O MEGLIO… – Poi comincia il manicomio. A casa Orlandi è subito allarme, e si può capire. Sabato 25 e domenica 26 chiama Pierluigi, che dice di avere 16 anni. Non esiste, a quanto se ne sa, trascrizione di questa telefonata. “Emanuela è viva e sta bene ma si vuole allontanare da casa per un po’. Tornerà presto”, dice, e aggiunge due particolari decisivi: cita la Avon e riferisce dell’idiosincrasia della ragazza per gli occhiali. Dopo questo, Pierluigi esce di scena e non ci torna più. Si presenta Giulio Gangi. Appena assunto al Sisde con il ruolo di coadiutore, arriva a casa dei genitori di Emanuela per cominciare un’indagine. E’ lì perché è legato da affettuosa amicizia con la figlia di Mario Meneguzzi, zio di Emanuela; ma ai genitori non lo dice. Mette sotto controllo il telefono e opera una vera e propria perquisizione, ripetuta nei giorni seguenti. Motivo? Crede che Emanuela sia stata rapita da un’organizzazione criminale dedita alla prostituzione giovanile. Ma dice alla mamma che riavrà la figlia a breve, massimo in capo a qualche mese. Perché? Dirà poi che voleva “rasserenarla” (Nicotri). Il 28 il telefono torna a squillare: è “Mario” . Ha un bar dalle parti di ponte Vittorio e vuole scagionare un suo amico rappresentante della Avon. Ha visto Emanuela. Si fa chiamare Barbara, è stufa della routine familiare ma tornerà alla fine dell’estate, per il matrimonio della sorella.
SIA CHIARO, EH…? – Fin qui, nessuno ha detto né tantomeno provato nulla.

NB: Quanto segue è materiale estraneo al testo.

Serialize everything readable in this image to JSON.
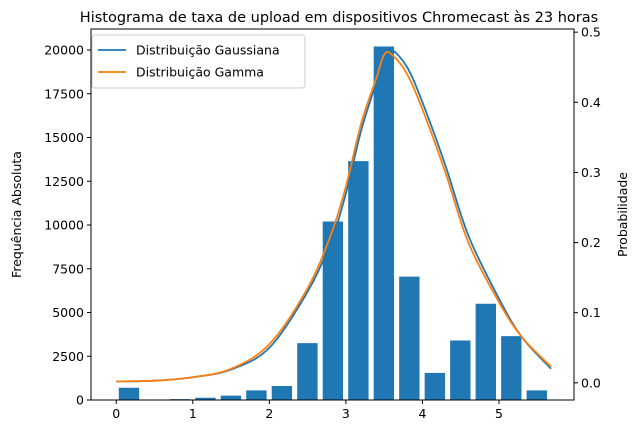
{
  "chart_data": {
    "type": "bar",
    "title": "Histograma de taxa de upload em dispositivos Chromecast às 23 horas",
    "xlabel": "",
    "ylabel": "Frequência Absoluta",
    "y2label": "Probabilidade",
    "xlim": [
      -0.33,
      5.98
    ],
    "ylim": [
      0,
      21200
    ],
    "y2lim": [
      -0.0245,
      0.5045
    ],
    "x_ticks": [
      0,
      1,
      2,
      3,
      4,
      5
    ],
    "y_ticks": [
      0,
      2500,
      5000,
      7500,
      10000,
      12500,
      15000,
      17500,
      20000
    ],
    "y2_ticks": [
      0.0,
      0.1,
      0.2,
      0.3,
      0.4,
      0.5
    ],
    "grid": false,
    "legend_position": "top-left",
    "bar_width": 0.266,
    "histogram": {
      "color": "#1f77b4",
      "bars": [
        {
          "x": 0.166,
          "value": 700
        },
        {
          "x": 0.832,
          "value": 50
        },
        {
          "x": 1.165,
          "value": 130
        },
        {
          "x": 1.498,
          "value": 250
        },
        {
          "x": 1.831,
          "value": 550
        },
        {
          "x": 2.164,
          "value": 800
        },
        {
          "x": 2.497,
          "value": 3250
        },
        {
          "x": 2.83,
          "value": 10200
        },
        {
          "x": 3.163,
          "value": 13650
        },
        {
          "x": 3.496,
          "value": 20200
        },
        {
          "x": 3.829,
          "value": 7050
        },
        {
          "x": 4.162,
          "value": 1550
        },
        {
          "x": 4.495,
          "value": 3400
        },
        {
          "x": 4.828,
          "value": 5500
        },
        {
          "x": 5.161,
          "value": 3650
        },
        {
          "x": 5.494,
          "value": 550
        }
      ]
    },
    "series": [
      {
        "name": "Distribuição Gaussiana",
        "color": "#1f77b4",
        "x": [
          0,
          0.5,
          1,
          1.5,
          2,
          2.5,
          2.8,
          3,
          3.2,
          3.4,
          3.5,
          3.6,
          3.8,
          4,
          4.3,
          4.6,
          5,
          5.3,
          5.68
        ],
        "values": [
          0.002,
          0.003,
          0.008,
          0.019,
          0.05,
          0.13,
          0.2,
          0.27,
          0.36,
          0.43,
          0.47,
          0.475,
          0.45,
          0.4,
          0.31,
          0.21,
          0.12,
          0.065,
          0.02
        ]
      },
      {
        "name": "Distribuição Gamma",
        "color": "#ff7f0e",
        "x": [
          0,
          0.5,
          1,
          1.5,
          2,
          2.5,
          2.8,
          3,
          3.2,
          3.4,
          3.5,
          3.6,
          3.8,
          4,
          4.3,
          4.6,
          5,
          5.3,
          5.68
        ],
        "values": [
          0.002,
          0.003,
          0.008,
          0.02,
          0.055,
          0.135,
          0.21,
          0.28,
          0.37,
          0.435,
          0.468,
          0.468,
          0.44,
          0.39,
          0.3,
          0.2,
          0.115,
          0.065,
          0.023
        ]
      }
    ]
  }
}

Le informazioni passate da Pierluigi e Mario potevano essere raccattate ovunque, persino spacciandosi per giornalisti o poliziotti e chiedendo ai compagni di scuola di Emanuela, o ai loro genitori. Il caso era già pubblico, ma il Papa non aveva ancora parlato. Arrivano i famosi manifesti, attaccati per tutta Roma, che diverranno simbolo. Ma nessuno sa, nessuno parla di rapimento. Eppure la segreteria di Stato vaticana dedica al caso un vertice segretissimo, al quale partecipano Casaroli, Somalo e Battista Re, secondo la sentenza del giudice istruttore Adele Rando. Nessuno ne parla, fino al 3 luglio quando lo fa il Papa. Apriti cielo. Passano 48 ore, e a volte basta poco per allestire un palco. Ecco la prima telefonata dell’AmeriCano.